E quindi così come pulsioni ignote ci portano a compiere gesti inspiegabili, pulsioni altrettanto ignote, ancestrali e istintuali, ci portano a compierne degli altri che forse attengono alla mera sopravvivenza, ma di cui, al fondo, neanche di questi siamo veramente consapevoli.
Ancor più foriero di simboli e di segni è “Il velo nero del pastore”. Una vicenda cupa e severa, in cui il pastore Hooper appare un giorno ai suoi fedeli portando di fronte alla sua faccia un velo nero che gli nasconde lo sguardo e che incute a tutto il suo gregge profonda soggezione se non un vero e proprio sentimento di paura. Mai il pastore Hooper si toglierà quel velo, in nessuna circostanza e di fronte a nessuno, neanche in punto di morte, finendo per essere sotterrato con il velo, il quale sopravviverà anche al pastore, dopo che questi sarà morto, sottolinea H. a fine racconto, dandoci un’ultima bella dose di macabro.
Ovviamente H. non ci dice che cosa ha portato Hooper a indossare il velo. Ciò ha quindi favorito il sorgere delle più svariate interpretazioni e letture. Il velo come espiazione per un senso di colpa irrisolto. Il velo come simbolo di natura teologica, a indicare l’impossibilità di contemplare oltre l’umano, o come segnale della prossimità a Dio cioè come manifestazione di umiltà verso Dio. Ma affermato che vi è anche l’interpretazione che nega qualsiasi interpretazione, considerando questo racconto un vero e proprio rebus resta, in fondo, più semplicemente la chiave di lettura rinvenibile nello stesso testo allorché H. fa dire in punto di morte al reverendo Hooper: “Il giorno in cui l’amico mostrerà l’interno del suo cuore all’amico, e l’innamorato alla sua diletta; il giorno in cui l’uomo non rifuggirà all’occhio del suo Creatore e non conserverà come un vergognoso segreto il suo peccato; allora chiamatemi un mostro per il simbolo sotto il quale ho voluto vivere e morire! Ma io mi guardo attorno e su ogni volto non vedo che un velo nero!”

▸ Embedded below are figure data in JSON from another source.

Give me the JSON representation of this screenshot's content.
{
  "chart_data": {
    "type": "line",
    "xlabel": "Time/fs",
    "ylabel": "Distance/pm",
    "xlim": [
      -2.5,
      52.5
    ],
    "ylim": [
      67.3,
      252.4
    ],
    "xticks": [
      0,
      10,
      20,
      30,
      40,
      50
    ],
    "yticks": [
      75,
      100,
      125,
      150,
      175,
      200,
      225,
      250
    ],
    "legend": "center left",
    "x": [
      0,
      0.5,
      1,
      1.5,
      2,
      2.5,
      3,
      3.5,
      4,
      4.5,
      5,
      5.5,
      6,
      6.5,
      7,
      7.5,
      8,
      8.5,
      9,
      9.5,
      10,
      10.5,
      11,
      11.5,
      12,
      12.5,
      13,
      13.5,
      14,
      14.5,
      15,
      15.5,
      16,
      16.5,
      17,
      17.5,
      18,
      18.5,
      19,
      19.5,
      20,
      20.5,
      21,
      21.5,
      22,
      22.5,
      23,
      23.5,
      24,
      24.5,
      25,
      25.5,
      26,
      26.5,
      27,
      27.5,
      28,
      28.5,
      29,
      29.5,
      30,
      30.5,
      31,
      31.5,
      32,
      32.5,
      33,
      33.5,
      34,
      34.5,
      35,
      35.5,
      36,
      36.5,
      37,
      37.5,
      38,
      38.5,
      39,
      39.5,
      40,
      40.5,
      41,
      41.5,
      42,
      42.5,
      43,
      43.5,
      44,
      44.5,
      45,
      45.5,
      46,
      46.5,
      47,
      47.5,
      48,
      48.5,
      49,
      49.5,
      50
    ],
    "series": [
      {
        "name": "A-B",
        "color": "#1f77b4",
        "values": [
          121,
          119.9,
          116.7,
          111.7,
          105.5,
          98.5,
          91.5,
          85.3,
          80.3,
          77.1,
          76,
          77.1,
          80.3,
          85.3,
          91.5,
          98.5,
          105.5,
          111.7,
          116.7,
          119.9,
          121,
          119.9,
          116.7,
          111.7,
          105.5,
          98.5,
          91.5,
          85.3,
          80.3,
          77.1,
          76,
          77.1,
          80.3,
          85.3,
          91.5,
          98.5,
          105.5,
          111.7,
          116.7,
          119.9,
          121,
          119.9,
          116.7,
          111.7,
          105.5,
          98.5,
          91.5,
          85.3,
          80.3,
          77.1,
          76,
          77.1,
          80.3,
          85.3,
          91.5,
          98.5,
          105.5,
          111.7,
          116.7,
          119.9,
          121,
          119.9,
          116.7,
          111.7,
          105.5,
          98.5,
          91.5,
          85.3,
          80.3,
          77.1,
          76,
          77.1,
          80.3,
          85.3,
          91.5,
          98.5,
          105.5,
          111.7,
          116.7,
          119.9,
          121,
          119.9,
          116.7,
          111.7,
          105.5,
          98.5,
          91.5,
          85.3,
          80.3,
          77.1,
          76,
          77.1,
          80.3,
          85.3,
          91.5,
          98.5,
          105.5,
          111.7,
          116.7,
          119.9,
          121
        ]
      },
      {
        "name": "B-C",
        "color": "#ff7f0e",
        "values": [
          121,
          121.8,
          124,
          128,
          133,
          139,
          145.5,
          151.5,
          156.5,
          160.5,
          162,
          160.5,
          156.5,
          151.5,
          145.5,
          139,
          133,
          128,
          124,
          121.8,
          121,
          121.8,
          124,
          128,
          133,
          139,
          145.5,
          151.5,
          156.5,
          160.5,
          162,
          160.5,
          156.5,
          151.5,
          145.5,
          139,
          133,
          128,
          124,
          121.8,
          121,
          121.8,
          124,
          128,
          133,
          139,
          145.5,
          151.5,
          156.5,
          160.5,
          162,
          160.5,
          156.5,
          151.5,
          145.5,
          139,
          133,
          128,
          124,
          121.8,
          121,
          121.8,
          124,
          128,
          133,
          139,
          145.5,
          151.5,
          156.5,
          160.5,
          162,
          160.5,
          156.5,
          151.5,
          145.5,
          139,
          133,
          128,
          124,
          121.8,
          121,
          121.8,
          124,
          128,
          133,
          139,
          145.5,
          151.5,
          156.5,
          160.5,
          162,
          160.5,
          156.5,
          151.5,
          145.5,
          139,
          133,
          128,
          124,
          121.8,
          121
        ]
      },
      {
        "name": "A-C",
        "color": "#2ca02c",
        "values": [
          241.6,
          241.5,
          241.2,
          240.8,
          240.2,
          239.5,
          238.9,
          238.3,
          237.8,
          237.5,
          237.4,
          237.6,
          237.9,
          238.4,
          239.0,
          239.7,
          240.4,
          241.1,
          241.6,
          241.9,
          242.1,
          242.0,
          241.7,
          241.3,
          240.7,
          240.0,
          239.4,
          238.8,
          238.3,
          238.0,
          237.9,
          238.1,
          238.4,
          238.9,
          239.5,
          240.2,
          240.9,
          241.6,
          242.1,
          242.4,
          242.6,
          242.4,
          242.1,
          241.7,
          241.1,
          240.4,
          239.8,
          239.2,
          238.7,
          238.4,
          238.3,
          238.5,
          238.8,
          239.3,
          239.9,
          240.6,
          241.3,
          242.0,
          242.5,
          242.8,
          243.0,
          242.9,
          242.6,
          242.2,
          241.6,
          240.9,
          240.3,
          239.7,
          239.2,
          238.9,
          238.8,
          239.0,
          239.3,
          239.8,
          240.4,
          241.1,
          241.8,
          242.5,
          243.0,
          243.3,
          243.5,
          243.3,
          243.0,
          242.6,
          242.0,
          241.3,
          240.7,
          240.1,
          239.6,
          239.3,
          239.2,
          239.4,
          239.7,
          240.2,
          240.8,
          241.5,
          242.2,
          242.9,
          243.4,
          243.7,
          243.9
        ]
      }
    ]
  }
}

Il velo nero sarebbe quindi un simbolo del nostro nasconderci agli altri ed anche a noi stessi, vivendo così come il pastore Hooper in una estrema solitudine questa nostra condizione. Non aprendoci mai fino in fondo per non svelarci: per codardia, per paura di noi stessi, per il dolore che questo può provocarci, ma, tante volte, anche perché non siamo neanche capaci di arrivare fino in fondo a noi stessi, salvo sentire i grumi che si annidano nelle nostre profondità. Il pastore Hooper, a suo modo, accollandosene gli oneri e le conseguenze, lancia una sfida, punta il dito, sicuramente contro la vigliaccheria e l’ipocrisia umana, ma anche contro la nostra esistenza tenebrosa, costringendoci a farci i conti.